Other risk factors include highly repetitive work combined with other factors or with forceful work. Obviously, there are also non-occupational factors as well that impact the condition such as age, gender, genetics, diabetes, and body mass index.
The legal definition of proximate cause
When we speak about cause in workers’ compensation, you have to remember that we’re talking about proximate cause. Proximate cause has a very specific legal definition:
The term proximate cause means a cause which in a direct sequence produces the condition complained of and without which such condition would not have happened.
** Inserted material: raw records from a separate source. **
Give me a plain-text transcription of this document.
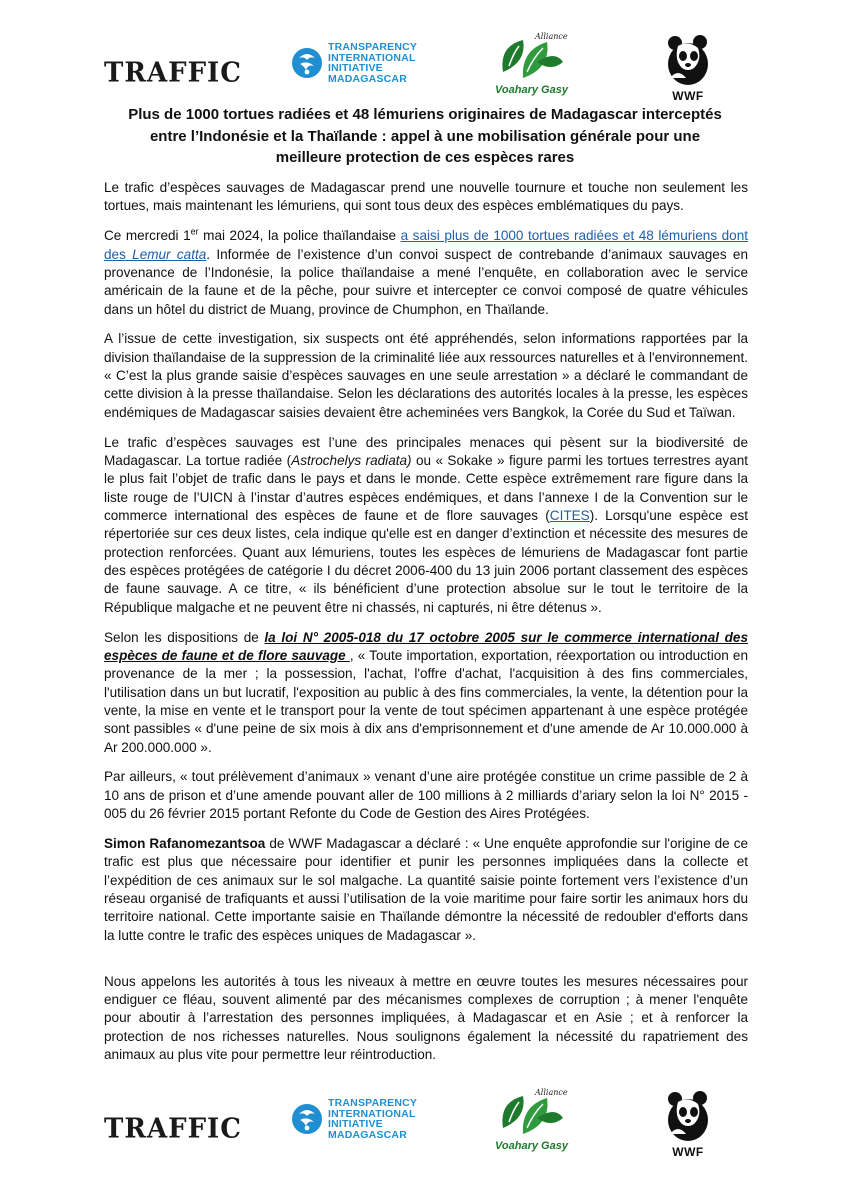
TRAFFIC
TRANSPARENCY
INTERNATIONAL
INITIATIVE
MADAGASCAR
Alliance
Voahary Gasy	WWF
Plus de 1000 tortues radiées et 48 lémuriens originaires de Madagascar interceptés entre l’Indonésie et la Thaïlande : appel à une mobilisation générale pour une meilleure protection de ces espèces rares

Le trafic d’espèces sauvages de Madagascar prend une nouvelle tournure et touche non seulement les tortues, mais maintenant les lémuriens, qui sont tous deux des espèces emblématiques du pays.

Ce mercredi 1er mai 2024, la police thaïlandaise a saisi plus de 1000 tortues radiées et 48 lémuriens dont des Lemur catta. Informée de l’existence d’un convoi suspect de contrebande d’animaux sauvages en provenance de l’Indonésie, la police thaïlandaise a mené l’enquête, en collaboration avec le service américain de la faune et de la pêche, pour suivre et intercepter ce convoi composé de quatre véhicules dans un hôtel du district de Muang, province de Chumphon, en Thaïlande.

A l’issue de cette investigation, six suspects ont été appréhendés, selon informations rapportées par la division thaïlandaise de la suppression de la criminalité liée aux ressources naturelles et à l'environnement. « C’est la plus grande saisie d’espèces sauvages en une seule arrestation » a déclaré le commandant de cette division à la presse thaïlandaise. Selon les déclarations des autorités locales à la presse, les espèces endémiques de Madagascar saisies devaient être acheminées vers Bangkok, la Corée du Sud et Taïwan.

Le trafic d’espèces sauvages est l’une des principales menaces qui pèsent sur la biodiversité de Madagascar. La tortue radiée (Astrochelys radiata) ou « Sokake » figure parmi les tortues terrestres ayant le plus fait l’objet de trafic dans le pays et dans le monde. Cette espèce extrêmement rare figure dans la liste rouge de l’UICN à l’instar d’autres espèces endémiques, et dans l’annexe I de la Convention sur le commerce international des espèces de faune et de flore sauvages (CITES). Lorsqu'une espèce est répertoriée sur ces deux listes, cela indique qu'elle est en danger d’extinction et nécessite des mesures de protection renforcées. Quant aux lémuriens, toutes les espèces de lémuriens de Madagascar font partie des espèces protégées de catégorie I du décret 2006-400 du 13 juin 2006 portant classement des espèces de faune sauvage. A ce titre, « ils bénéficient d’une protection absolue sur le tout le territoire de la République malgache et ne peuvent être ni chassés, ni capturés, ni être détenus ».

Selon les dispositions de la loi N° 2005-018 du 17 octobre 2005 sur le commerce international des espèces de faune et de flore sauvage , « Toute importation, exportation, réexportation ou introduction en provenance de la mer ; la possession, l'achat, l'offre d'achat, l'acquisition à des fins commerciales, l'utilisation dans un but lucratif, l'exposition au public à des fins commerciales, la vente, la détention pour la vente, la mise en vente et le transport pour la vente de tout spécimen appartenant à une espèce protégée sont passibles « d'une peine de six mois à dix ans d'emprisonnement et d'une amende de Ar 10.000.000 à Ar 200.000.000 ».

Par ailleurs, « tout prélèvement d’animaux » venant d’une aire protégée constitue un crime passible de 2 à 10 ans de prison et d’une amende pouvant aller de 100 millions à 2 milliards d’ariary selon la loi N° 2015 - 005 du 26 février 2015 portant Refonte du Code de Gestion des Aires Protégées.

Simon Rafanomezantsoa de WWF Madagascar a déclaré : « Une enquête approfondie sur l'origine de ce trafic est plus que nécessaire pour identifier et punir les personnes impliquées dans la collecte et l’expédition de ces animaux sur le sol malgache. La quantité saisie pointe fortement vers l’existence d’un réseau organisé de trafiquants et aussi l’utilisation de la voie maritime pour faire sortir les animaux hors du territoire national. Cette importante saisie en Thaïlande démontre la nécessité de redoubler d'efforts dans la lutte contre le trafic des espèces uniques de Madagascar ».

Nous appelons les autorités à tous les niveaux à mettre en œuvre toutes les mesures nécessaires pour endiguer ce fléau, souvent alimenté par des mécanismes complexes de corruption ; à mener l'enquête pour aboutir à l’arrestation des personnes impliquées, à Madagascar et en Asie ; et à renforcer la protection de nos richesses naturelles. Nous soulignons également la nécessité du rapatriement des animaux au plus vite pour permettre leur réintroduction.

TRAFFIC
TRANSPARENCY
INTERNATIONAL
INITIATIVE
MADAGASCAR
Alliance
Voahary Gasy	WWF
In my experience, IME doctors often follow this definition when they need to express their opinion regarding causation. Often, IME doctors reference other factors (especially age, gender and genetics) to support their conclusion that the condition would have happened independent of work activity. The problem is, there is more to the definition of proximate cause. Specifically:
There may be one or more proximate causes of a condition. For a worker to be entitled to benefits under the industrial Insurance Act, the work conditions must be a proximate cause of the alleged condition for which entitlement to benefits is sought. The law does not require that the work conditions be the sole proximate cause of such condition.
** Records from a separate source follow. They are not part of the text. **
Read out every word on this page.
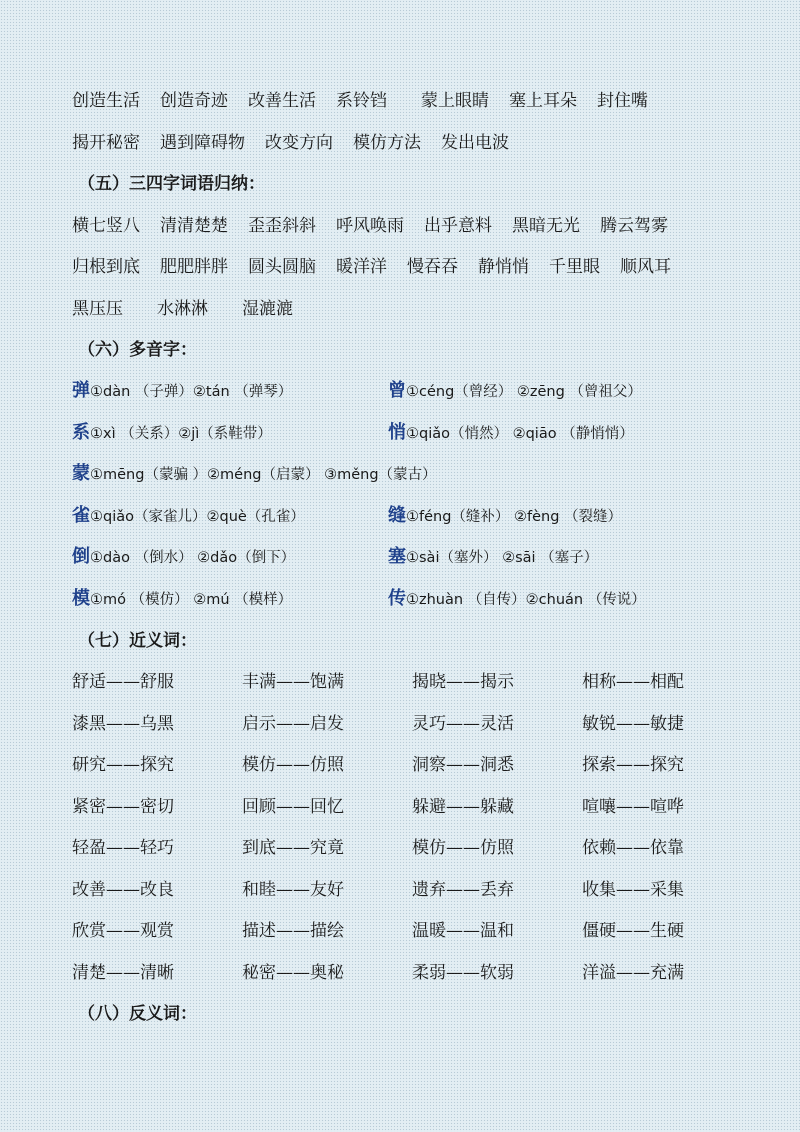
创造生活 创造奇迹 改善生活 系铃铛 蒙上眼睛 塞上耳朵 封住嘴
揭开秘密 遇到障碍物 改变方向 模仿方法 发出电波
（五）三四字词语归纳：
横七竖八 清清楚楚 歪歪斜斜 呼风唤雨 出乎意料 黑暗无光 腾云驾雾
归根到底 肥肥胖胖 圆头圆脑 暖洋洋 慢吞吞 静悄悄 千里眼 顺风耳
黑压压 水淋淋 湿漉漉
（六）多音字：
弹①dàn （子弹）②tán （弹琴）	曾①céng（曾经） ②zēng （曾祖父）
系①xì （关系）②jì（系鞋带）	悄①qiǎo（悄然） ②qiāo （静悄悄）
蒙①mēng（蒙骗 ）②méng（启蒙） ③měng（蒙古）
雀①qiǎo（家雀儿）②què（孔雀）	缝①féng（缝补） ②fèng （裂缝）
倒①dào （倒水） ②dǎo（倒下）	塞①sài（塞外） ②sāi （塞子）
模①mó （模仿） ②mú （模样）	传①zhuàn （自传）②chuán （传说）
（七）近义词：
舒适——舒服	丰满——饱满	揭晓——揭示	相称——相配
漆黑——乌黑	启示——启发	灵巧——灵活	敏锐——敏捷
研究——探究	模仿——仿照	洞察——洞悉	探索——探究
紧密——密切	回顾——回忆	躲避——躲藏	喧嚷——喧哗
轻盈——轻巧	到底——究竟	模仿——仿照	依赖——依靠
改善——改良	和睦——友好	遗弃——丢弃	收集——采集
欣赏——观赏	描述——描绘	温暖——温和	僵硬——生硬
清楚——清晰	秘密——奥秘	柔弱——软弱	洋溢——充满
（八）反义词：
Simply put, if a person is an overweight female with a family history of carpal tunnel syndrome, she has several risk factors for developing carpal tunnel syndrome. When she is diagnosed with the condition, those risk factors cannot be ignored. However, if she also works in a job where she spends much of her workday forcefully grasping and operating a tool like a sander, then I would argue that you cannot exclude work activity as a proximate cause of her carpal tunnel syndrome.
Summary and some personal notes
I find it unacceptable that work activities that significantly increase the risk of developing conditions like carpal tunnel syndrome are ignored in the presence of other risk factors. Even worse, this kind of exclusion happens inconsistently across the board. The Industrial Insurance Act was enacted to provide protections for ALL workers. That means all workers deserve the exact same level of consideration regarding the facts, supporting medical literature and studies, and application of the law.
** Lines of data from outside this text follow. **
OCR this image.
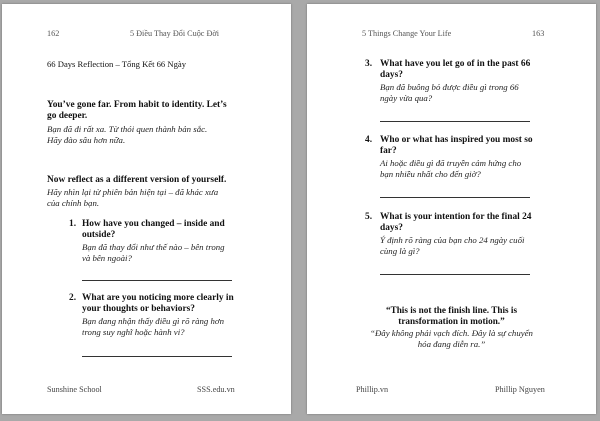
162	5 Điều Thay Đổi Cuộc Đời
66 Days Reflection – Tổng Kết 66 Ngày
You’ve gone far. From habit to identity. Let’s
go deeper.
Bạn đã đi rất xa. Từ thói quen thành bản sắc.
Hãy đào sâu hơn nữa.
Now reflect as a different version of yourself.
Hãy nhìn lại từ phiên bản hiện tại – đã khác xưa
của chính bạn.
1. How have you changed – inside and
outside?
Bạn đã thay đổi như thế nào – bên trong
và bên ngoài?
2. What are you noticing more clearly in
your thoughts or behaviors?
Bạn đang nhận thấy điều gì rõ ràng hơn
trong suy nghĩ hoặc hành vi?
Sunshine School	SSS.edu.vn
5 Things Change Your Life	163
3. What have you let go of in the past 66
days?
Bạn đã buông bỏ được điều gì trong 66
ngày vừa qua?
4. Who or what has inspired you most so
far?
Ai hoặc điều gì đã truyền cảm hứng cho
bạn nhiều nhất cho đến giờ?
5. What is your intention for the final 24
days?
Ý định rõ ràng của bạn cho 24 ngày cuối
cùng là gì?
“This is not the finish line. This is
transformation in motion.”
“Đây không phải vạch đích. Đây là sự chuyển
hóa đang diễn ra.”
Phillip.vn	Phillip Nguyen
If an L&I claim manager rejects a workers’ comp claim because he or she only applied part of the definition of proximate cause, and they completely exclude work activity from the definition or consideration, then the rejection is unfair. When the worker is then saddled with the financial burden of proving that the rejections is incorrect based on the law and facts, the very intent and purpose of the Industrial Insurance Act has failed. And, when the purpose and intent of the Industrial Insurance Act fails, it hurts injured workers, their families, their employers, and society in general. The health of our workforce is critical to the health of our society.